Cultural Archaeologist


August Kleinzahler doesn't sugarcoat the challenges of reading Christopher Middleton's poetry:
Middleton's poetry will seem difficult and unfamiliar to the American reader accustomed to magazine verse and the work of Creative Writing's more popular personalities. It is aggressively, unapologetically intellectual, often allusive, and is apt to make assumptions about the breadth of the reader's knowledge that are, well, somewhat generous. The difficulties, though, are not the kind one might encounter in the work of Pound, say, or David Jones. They are more often folded into the logicoithe poem, which can seem baffling, even secret. Middleton is a cultural archaeologist, raising ancient artifacts and finding likenesses. He is often a philosophical poet, in his fascination with time and the phenomenological, by which I mean in the complex ways of perceiving and thinking about how we perceive. He is not anecdotal and certainly not confessional. Poetry, for Middleton, is very much involved in the act of retrieving in language the imaginative experience or moment, letting it find its own pulse and exfoliate on the page.
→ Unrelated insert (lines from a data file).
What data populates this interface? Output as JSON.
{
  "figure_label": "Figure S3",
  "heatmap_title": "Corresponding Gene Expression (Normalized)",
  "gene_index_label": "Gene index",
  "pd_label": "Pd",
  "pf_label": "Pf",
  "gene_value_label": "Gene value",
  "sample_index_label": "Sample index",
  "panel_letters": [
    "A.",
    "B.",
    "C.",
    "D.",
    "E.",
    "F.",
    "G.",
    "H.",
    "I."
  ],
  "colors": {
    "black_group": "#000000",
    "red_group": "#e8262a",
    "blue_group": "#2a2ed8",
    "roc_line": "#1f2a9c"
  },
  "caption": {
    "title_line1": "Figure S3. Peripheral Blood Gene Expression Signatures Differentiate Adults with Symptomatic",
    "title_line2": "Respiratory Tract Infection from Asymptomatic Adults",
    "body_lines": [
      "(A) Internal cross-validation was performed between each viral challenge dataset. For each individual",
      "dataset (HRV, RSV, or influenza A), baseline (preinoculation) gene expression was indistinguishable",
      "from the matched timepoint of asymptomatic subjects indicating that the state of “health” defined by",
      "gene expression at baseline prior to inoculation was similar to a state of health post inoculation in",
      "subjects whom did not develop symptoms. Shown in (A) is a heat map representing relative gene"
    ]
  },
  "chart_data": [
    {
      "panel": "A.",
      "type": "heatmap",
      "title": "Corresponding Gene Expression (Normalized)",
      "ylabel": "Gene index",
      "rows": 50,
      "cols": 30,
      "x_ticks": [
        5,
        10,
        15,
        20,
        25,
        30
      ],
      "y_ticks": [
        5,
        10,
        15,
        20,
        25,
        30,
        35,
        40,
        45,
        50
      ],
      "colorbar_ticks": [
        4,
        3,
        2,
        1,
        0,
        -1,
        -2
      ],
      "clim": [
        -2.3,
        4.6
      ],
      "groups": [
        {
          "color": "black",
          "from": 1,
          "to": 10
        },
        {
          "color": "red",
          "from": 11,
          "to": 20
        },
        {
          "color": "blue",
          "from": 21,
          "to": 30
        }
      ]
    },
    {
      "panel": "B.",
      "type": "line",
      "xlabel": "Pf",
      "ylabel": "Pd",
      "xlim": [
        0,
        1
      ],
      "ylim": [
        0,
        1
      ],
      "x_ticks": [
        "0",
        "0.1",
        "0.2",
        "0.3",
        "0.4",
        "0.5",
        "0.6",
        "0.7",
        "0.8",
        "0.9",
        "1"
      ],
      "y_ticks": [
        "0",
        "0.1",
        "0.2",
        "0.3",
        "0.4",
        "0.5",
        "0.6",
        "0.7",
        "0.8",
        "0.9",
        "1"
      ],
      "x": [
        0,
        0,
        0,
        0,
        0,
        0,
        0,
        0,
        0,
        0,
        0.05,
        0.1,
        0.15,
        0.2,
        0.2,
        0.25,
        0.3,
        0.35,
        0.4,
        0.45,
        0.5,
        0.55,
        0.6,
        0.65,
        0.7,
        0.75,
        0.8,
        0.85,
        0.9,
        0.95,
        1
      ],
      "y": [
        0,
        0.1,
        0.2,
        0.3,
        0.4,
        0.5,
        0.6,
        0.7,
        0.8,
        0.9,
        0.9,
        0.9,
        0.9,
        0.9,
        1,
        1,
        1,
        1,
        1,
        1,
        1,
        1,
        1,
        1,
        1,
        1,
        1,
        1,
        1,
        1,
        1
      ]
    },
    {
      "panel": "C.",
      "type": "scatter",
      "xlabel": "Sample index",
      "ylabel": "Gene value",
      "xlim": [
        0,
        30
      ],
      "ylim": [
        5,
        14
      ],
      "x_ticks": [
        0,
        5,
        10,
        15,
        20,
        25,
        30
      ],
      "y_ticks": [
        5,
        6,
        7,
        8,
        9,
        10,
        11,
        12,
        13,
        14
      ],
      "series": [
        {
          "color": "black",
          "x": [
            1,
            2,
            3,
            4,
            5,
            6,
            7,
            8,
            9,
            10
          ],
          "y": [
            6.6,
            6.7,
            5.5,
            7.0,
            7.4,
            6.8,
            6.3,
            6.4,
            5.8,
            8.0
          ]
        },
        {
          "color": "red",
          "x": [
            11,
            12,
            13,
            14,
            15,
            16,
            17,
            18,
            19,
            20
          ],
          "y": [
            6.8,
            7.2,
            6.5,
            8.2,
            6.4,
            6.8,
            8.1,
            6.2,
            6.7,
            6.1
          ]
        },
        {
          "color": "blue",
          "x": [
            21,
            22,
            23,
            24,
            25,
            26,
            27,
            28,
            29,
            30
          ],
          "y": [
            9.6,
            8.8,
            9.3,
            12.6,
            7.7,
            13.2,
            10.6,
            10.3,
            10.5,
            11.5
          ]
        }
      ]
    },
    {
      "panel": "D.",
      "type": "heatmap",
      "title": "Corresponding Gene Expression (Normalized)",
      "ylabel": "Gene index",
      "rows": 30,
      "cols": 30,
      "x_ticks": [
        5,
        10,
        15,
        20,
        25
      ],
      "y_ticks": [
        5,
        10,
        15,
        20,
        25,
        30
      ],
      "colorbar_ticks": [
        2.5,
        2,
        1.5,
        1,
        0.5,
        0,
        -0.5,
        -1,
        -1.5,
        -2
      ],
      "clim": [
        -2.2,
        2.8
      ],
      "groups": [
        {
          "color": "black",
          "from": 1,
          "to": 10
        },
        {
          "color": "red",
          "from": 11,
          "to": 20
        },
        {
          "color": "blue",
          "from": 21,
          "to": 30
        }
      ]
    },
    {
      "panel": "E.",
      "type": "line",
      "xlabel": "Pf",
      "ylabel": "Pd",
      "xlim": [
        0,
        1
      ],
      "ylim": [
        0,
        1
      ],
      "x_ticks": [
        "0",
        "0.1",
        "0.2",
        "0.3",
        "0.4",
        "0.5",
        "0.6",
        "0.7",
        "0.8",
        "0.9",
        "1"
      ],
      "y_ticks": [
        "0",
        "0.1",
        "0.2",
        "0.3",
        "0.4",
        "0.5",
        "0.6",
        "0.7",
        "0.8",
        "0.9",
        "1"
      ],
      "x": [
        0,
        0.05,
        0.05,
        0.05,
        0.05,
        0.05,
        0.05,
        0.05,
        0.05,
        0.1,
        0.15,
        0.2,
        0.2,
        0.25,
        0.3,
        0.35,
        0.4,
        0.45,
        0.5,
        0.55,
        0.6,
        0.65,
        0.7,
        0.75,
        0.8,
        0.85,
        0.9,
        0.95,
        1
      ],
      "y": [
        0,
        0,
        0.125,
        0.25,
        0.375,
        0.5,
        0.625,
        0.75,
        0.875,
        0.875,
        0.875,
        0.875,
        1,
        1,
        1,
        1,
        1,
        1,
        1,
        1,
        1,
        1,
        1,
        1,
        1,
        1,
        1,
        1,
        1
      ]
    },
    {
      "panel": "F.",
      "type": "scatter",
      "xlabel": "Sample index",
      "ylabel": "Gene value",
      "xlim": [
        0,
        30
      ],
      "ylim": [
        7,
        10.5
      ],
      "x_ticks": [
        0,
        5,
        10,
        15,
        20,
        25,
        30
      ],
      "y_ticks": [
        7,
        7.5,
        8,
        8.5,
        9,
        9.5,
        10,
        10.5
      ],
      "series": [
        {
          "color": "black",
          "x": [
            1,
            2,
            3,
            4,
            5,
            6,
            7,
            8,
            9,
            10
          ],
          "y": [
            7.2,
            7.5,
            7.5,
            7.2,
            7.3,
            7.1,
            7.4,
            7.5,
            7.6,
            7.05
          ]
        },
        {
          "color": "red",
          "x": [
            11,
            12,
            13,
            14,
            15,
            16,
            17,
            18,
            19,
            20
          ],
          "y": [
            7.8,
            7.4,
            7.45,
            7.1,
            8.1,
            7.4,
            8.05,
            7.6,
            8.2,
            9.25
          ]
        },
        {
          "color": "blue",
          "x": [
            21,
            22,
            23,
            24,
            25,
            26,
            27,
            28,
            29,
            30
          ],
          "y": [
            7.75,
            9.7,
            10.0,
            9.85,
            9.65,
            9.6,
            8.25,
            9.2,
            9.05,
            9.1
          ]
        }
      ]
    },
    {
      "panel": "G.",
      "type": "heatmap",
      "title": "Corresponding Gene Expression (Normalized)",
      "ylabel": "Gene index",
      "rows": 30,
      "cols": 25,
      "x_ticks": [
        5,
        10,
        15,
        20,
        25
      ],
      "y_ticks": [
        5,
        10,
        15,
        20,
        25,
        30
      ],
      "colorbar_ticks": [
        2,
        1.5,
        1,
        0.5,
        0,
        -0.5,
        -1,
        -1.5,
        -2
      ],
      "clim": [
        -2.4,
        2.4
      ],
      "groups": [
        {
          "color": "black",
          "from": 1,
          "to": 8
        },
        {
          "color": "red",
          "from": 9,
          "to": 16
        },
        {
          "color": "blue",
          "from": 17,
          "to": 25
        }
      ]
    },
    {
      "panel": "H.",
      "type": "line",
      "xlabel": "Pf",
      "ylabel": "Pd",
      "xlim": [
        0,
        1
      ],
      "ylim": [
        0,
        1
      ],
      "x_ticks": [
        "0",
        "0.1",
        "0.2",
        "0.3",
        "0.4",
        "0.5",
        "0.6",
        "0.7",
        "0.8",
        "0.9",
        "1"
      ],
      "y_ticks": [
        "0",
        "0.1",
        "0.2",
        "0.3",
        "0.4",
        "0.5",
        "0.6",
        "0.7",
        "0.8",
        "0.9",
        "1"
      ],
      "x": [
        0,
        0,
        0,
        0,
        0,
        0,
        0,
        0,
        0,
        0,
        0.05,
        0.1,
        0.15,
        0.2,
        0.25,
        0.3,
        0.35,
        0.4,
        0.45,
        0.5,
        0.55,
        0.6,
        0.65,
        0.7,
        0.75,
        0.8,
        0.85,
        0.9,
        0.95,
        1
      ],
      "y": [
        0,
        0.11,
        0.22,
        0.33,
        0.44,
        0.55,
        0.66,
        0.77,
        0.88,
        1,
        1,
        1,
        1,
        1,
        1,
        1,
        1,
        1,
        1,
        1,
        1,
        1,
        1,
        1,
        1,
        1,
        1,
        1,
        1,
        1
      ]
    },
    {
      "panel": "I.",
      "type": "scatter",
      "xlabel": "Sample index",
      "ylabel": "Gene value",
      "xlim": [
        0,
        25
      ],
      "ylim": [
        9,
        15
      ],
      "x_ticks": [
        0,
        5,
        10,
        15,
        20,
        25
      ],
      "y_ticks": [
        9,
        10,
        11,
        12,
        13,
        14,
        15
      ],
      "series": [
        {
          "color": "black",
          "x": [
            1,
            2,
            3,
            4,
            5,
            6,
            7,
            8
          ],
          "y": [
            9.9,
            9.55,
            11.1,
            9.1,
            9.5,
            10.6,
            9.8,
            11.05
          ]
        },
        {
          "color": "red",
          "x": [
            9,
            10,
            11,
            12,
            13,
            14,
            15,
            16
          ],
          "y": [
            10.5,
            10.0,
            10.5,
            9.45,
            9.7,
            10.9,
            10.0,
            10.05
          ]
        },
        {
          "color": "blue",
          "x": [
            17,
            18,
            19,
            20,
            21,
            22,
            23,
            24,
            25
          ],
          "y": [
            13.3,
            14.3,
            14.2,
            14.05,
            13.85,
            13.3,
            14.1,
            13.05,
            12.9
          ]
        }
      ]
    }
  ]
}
It detests "reportage" or "brute discourse"; it wars against "languishing idioms." It is improvisatory.

2 comments:

Bryan Sentes said...

Thanks for bringing Middleton back to--at least--my attention--& gratifying to see him quote Orpingalik's poetics, which serve as the epigraph to my last book (!).

Nyla said...

I'm so happy to find this description--I haven't read Middleton but there is so much in this description that appeals to me, that I will seek him out ASAP.